After Innocence

October, 2005, Documentary

After Innocence

Documentaries rarely contain the visceral wallop of a first-rate drama, but this one does; it examines the lives of a half dozen of the more than 150 men freed from prison in the recent past after DNA tests established conclusively that they were innocent. If you're already opposed to the death penalty, this one will supply powerful ammunition for your point of view; if you're still a proponent of execution, "Innocence" ought to trouble the confidence with which you hold that point of view.

This 96-minute examination of heartbreak follows the work of a non-profit organization called "The Innocence Project", founded by Barry Scheck, a well-known criminal defense attorney. As Scheck and his staff work to free Wilton Dedge, (a soft-  spoken convicted rapist incarcerated in Florida) the film introduces 5 already freed felons who've spent from 6 ½ to more than 23 years behind bars before their innocence could be positively established. Each now lives with a determined conviction forged during their years in jail; still inside and wondering what delays the prosecutor will throw at him next, Dedge has the air and appearance of a gerbil caught in a cage he cannot fathom. (The arguments made by the state's attorney in seeking to reject his appeal strike a new low in judicial mendacity.)
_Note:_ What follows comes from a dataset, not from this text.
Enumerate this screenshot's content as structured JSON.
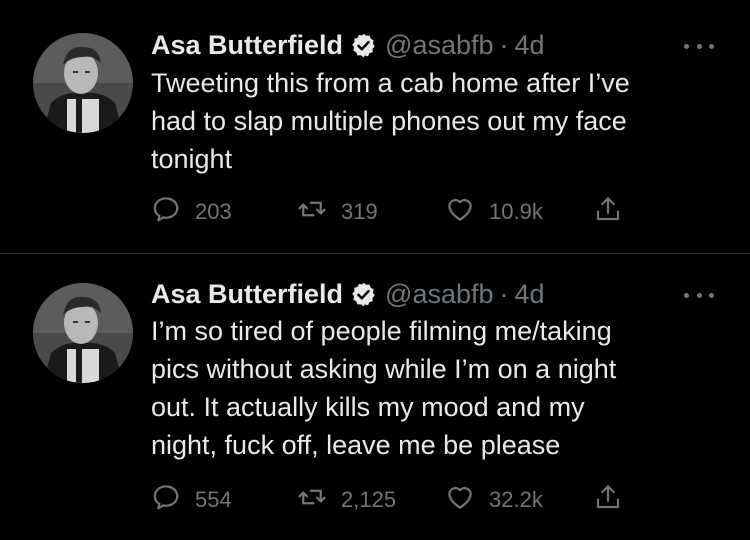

Scheck appeared on television in 1993 with one of the very first men released after DNA evidence was admitted in a post-conviction appeal. In the past decade, as more and more appeals have introduced this new technology, what previously seemed like open and shut cases of rape, murder and other serious felonies have been overturned, establishing that in each instance, the convicted man was guilty of nothing more than not being able to prove his innocence. But clearing these men is only the beginning of the problem.

Most states make no apologies in these cases, provide no counseling to those re-entering society, nor pay compensation for the time and money the innocent have lost. As one recently released man noted, he's not eligible for the same services provided to parolees when they’ve finished serving their time. Most damningly, states also often refuse to expunge the innocent man's record, making it virtually impossible for him to obtain housing and employment. 

As might be expected, most of those who have suffered this nightmare are poor and not well educated. All received inadequate legal representation, despite nearly bankrupting themselves and their families in the process of trying to establish their innocence. In seeking to rebuild their broken lives, the men encounter suspicion from neighbors and little consolation outside that provided by their own self-help groups. 

There's no attempt here at even-handedness--this a an hour and a half of polemical diatribe against a system in which, the unappealing nature of those accused and the system’s excessive reliance placed on "eye witness" testimony, those on trial find themselves in the position of having to prove innocence rather than relying on the clear requirement that the state prove guilt. These Kafka-like horror stories are all the more frightening because they're real--and as the film notes, likely to be just the tip of the iceberg.

The film closes with statements by the former governor of Illinois explaining why he recently commuted all death sentences in that state to life imprisonment without parole and the signing of a "victim's compensation" bill in Massachusetts requiring that records be expunged and payments made to those so tragically deprived of their freedom. That's a modest beginning, but only that.

This one doesn't mean to entertain--it seeks to educate and prompt much needed change.